Figure 3. Toll-like receptors and potential inflammatory response at the decidua. Predominant TLRs found in the human placenta from early and term pregnancies. TLR2 and TLR4 are expressed in EVT. dM and dNK also express a wide range of TLR families, where stimulation of TLR agonists lead to the production of a variety of cytokines and chemokines. Infiltration of infected cells and release of PAMPs in the decidua, which will activate TLR-mediated signaling. Overproduction of inflammatory cytokines at the decidua may lead to local inflammation. Figure is created by BioRender.com.

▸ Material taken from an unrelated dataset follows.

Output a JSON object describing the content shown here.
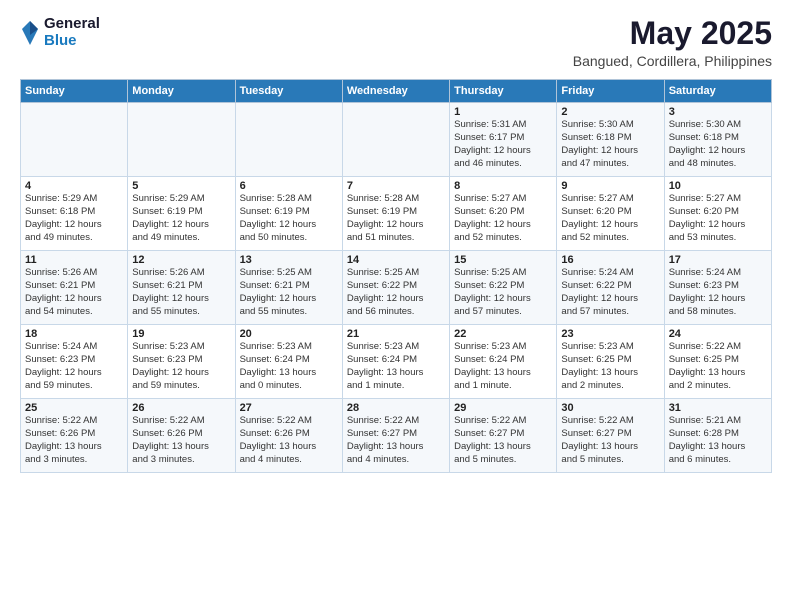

TLR2 and TLR4 proteins are expressed in HB cells, confirmed by co-expression of CD68 in healthy term placentas (78). In early pregnancy, our findings indicate that only TLR4 but not TLR2 transcripts are expressed in steady-state HB cells (10) (Figure 4). Enhancement of IL-6 and IL-8 secretion upon stimulation of isolated first trimester HB cells with TLR4 agonist, LPS (84), does suggest a role for TLRs on HB cells in bacterial recognition and placental inflammation during early pregnancy. HB cells are postulated to have a role in viral replication (41, 42), however evidence on the expression and function of viral nucleic acid sensing receptors TLR3, TLR7, TLR8, and TLR9 in HB cells is lacking. Our findings show that TLR7, which recognizes viral single-strand RNA (ssRNA) (85) is expressed in steady-state HB cells (Figure 4) (10).

FIGURE 4
www.frontiersin.org

Figure 4. Dotplot representing normalized and log transformed values expression of TLR (TLR1-10), NLR genes (NOD1, NOD2, NLRP1, NLRP3) and IDO1 at steady state in early pregnancy from Vento-Tormo et al. (10). Origin of cell types from placenta (red), decidua (blue), and maternal blood (green) are labeled as differences in font color. Dot size represents the fraction of cells from a certain cluster expressing a gene and color scale represents normalized log transformed expression of the gene in that cluster. dS, decidua stroma; F, fibroblast; MO, monocyte; Endo, endothelial; Epi, epithelial; SCT, syncytiotrophoblast; VCT, villous cytotrophoblast; EVT, extravillous trophoblast; DC, dendritic cell; dNK, decidua Natural killer cells; dM, decidua macrophages; HB, Hofbauer cell; PV, perivascular cells. Figure is created by BioRender.com.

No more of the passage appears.